Pourquoi les prix n’ont pas ou ont ils peu baissé ?

Malgré un coût immobilier de plus en plus important et étouffant pour les français, les prix sur le marché immobilier se sont maintenus (constat global, beaucoup d’exceptions sont à noter) et continuent encore à croître.

Quelles en sont les raisons ?

Les taux d’emprunt ont connu une baisse historique ces dernières années et depuis 2008 avec un plancher atteint en 2016. Cette capacité d’emprunter « à moindre coût » a clairement soutenu le marché immobilier depuis la crise financière de 2008. Mais porter sur les taux d’emprunts l’entière responsabilité de la hausse et du maintien des prix est une erreur. En effet, les politiques publiques inefficaces, repoussées et non engagées portent leur lots de responsabilité en la matière. Ainsi, l’Etat promet de faciliter la construction des logements neufs au sein des secteurs dits « tendus », cette promesse n’est pas tenu, les aides sont trop peu importantes, mal distribuées. On parle aujourd’hui à l’automne 2017 d’un engagement fort de l’Etat (nouvelles aides fiscales, disponibilité de fonciers, recours sur permis rendus plus complexes, …). Attendons de voir… pour croire.

Un ajustement des prix inéluctable ?

Il est fort probable qu’avec une remontée des taux d’emprunt observée depuis 2016, couplée à un engagement fort de l’Etat pour la construction de logements neufs, un ajustement à la baisse des prix deviendrait inéluctable. Cela conférerait une rentabilité plus favorable aux placements immobiliers et permettrait aux accédants à la propriété de maintenir leur capacité d’endettement.

La volatilité et la faible rentabilité des placements financiers peut encore inciter les investisseurs à s’orienter vers l’immobilier. Cependant le risque d’une moins-value et l’incertitude qui prévaut dans ce secteur, conjugués au faible rendement du capital investi, lui-même consécutif à la moindre solvabilité des locataires et à la hausse des prix, conduisent, les investisseurs à plus de prudence et d’exigence, ce qui accentue l’attentisme actuel et pourrait déclencher un rééquilibrage inévitable, dès qu’un signe fort de remontée des taux apparaîtra.
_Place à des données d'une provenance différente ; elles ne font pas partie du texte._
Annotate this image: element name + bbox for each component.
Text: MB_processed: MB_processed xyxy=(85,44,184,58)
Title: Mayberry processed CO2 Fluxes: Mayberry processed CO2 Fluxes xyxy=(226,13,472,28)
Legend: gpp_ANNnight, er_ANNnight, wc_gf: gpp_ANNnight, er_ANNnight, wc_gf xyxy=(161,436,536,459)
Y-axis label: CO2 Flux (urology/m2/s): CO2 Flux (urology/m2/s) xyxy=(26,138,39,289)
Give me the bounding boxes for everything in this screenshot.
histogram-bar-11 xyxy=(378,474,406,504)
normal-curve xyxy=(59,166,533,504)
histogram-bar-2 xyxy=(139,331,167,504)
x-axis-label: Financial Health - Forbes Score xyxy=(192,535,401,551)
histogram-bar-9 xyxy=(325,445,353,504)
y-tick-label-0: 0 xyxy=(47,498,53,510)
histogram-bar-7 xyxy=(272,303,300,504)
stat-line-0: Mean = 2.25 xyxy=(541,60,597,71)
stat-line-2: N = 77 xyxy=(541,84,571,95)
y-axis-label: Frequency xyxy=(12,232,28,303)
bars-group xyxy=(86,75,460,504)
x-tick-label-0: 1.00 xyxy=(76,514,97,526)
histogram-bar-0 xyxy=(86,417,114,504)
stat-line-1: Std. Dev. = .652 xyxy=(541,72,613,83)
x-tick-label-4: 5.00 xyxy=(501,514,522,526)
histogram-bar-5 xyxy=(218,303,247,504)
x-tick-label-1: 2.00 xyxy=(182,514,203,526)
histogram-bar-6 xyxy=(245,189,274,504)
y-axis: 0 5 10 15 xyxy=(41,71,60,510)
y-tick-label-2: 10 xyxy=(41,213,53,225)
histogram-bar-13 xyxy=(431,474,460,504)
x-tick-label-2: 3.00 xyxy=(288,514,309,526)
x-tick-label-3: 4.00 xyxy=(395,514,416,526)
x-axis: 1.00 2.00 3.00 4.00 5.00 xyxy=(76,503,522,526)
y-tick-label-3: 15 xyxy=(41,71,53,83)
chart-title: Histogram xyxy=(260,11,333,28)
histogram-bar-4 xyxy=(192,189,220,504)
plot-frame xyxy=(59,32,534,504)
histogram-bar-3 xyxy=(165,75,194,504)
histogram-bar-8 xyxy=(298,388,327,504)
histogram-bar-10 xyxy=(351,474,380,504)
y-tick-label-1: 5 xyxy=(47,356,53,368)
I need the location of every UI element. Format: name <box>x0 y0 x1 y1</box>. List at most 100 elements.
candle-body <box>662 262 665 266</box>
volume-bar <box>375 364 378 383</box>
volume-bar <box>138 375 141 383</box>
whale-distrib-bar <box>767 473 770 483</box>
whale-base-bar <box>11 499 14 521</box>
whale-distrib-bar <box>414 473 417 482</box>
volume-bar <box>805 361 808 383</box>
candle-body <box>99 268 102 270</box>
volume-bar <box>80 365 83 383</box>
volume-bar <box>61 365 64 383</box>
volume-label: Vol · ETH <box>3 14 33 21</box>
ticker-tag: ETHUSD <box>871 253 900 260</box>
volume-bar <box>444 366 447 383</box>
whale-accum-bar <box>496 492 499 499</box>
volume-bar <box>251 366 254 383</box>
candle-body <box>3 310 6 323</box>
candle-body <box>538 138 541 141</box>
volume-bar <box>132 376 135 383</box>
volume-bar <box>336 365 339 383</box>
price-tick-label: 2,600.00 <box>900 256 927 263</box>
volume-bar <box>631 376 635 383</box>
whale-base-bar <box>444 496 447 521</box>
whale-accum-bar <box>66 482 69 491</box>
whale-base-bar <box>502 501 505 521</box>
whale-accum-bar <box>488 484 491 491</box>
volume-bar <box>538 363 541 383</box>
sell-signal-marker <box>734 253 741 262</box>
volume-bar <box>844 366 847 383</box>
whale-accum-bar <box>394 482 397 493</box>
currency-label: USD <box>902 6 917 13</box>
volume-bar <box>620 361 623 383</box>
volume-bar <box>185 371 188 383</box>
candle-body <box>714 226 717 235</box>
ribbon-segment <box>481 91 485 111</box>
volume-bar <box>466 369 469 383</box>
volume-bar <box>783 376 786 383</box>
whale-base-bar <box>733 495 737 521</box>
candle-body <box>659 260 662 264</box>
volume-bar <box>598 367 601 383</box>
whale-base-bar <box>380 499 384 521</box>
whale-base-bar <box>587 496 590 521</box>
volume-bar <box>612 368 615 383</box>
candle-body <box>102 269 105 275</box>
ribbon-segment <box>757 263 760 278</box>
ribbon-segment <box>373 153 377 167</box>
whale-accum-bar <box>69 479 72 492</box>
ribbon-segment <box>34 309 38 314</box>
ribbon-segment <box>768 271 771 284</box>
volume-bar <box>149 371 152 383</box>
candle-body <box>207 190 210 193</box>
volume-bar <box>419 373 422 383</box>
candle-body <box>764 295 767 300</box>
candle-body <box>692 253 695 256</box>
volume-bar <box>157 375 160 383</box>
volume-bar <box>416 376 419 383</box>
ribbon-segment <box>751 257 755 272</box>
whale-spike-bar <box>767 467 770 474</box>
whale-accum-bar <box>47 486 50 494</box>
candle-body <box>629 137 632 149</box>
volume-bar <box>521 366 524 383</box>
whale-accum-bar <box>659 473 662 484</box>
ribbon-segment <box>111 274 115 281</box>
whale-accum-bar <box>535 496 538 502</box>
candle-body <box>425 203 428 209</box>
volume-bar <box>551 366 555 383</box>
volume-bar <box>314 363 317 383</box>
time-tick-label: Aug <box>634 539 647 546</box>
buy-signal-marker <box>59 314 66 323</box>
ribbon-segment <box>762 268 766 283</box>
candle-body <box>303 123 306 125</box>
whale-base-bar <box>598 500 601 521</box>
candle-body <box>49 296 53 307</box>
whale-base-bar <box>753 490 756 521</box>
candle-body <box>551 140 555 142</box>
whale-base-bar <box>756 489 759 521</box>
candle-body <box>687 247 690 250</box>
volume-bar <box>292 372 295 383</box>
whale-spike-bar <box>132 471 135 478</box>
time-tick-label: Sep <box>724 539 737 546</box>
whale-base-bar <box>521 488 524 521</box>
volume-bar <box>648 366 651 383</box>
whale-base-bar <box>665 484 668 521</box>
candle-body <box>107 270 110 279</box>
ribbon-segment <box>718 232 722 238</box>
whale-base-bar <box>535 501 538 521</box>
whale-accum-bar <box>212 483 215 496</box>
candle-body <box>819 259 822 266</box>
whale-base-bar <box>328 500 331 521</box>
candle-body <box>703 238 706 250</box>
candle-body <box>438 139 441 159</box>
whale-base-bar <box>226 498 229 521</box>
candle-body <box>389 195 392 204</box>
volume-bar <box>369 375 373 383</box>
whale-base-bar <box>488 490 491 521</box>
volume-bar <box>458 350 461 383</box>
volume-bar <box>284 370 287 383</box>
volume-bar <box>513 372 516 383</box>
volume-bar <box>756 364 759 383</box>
Un recul des prix a déjà concerné les zones rurales ou les zones peu soumises à la spéculation foncière, mais ce recul pourrait alors se généraliser. En outre, la plus forte baisse devrait porter sur les terrains à bâtir, à constructibilité constante bien sûr, en raison du caractère quasi incompressible des coûts de la construction, sous l’effet, notamment, des normes sans cesse plus contraignantes.

Une étude attentive, au cas par cas, s’impose …

C’est dans ce contexte qu’une étude attentive, secteur par secteur, s’impose et qu’une anticipation de cette tendance devrait prévaloir dans tous les projets immobiliers ou patrimoniaux (acquisition et vente, successions, donations, investissements, rachats de parts de SCI, financements bancaires, …).

Didier et Gabriel BONFORT

Source Etude et Graphiques : CGEDD d’après INSEE, DGFIP et bases de données notariales et indices Notaires-INSEE.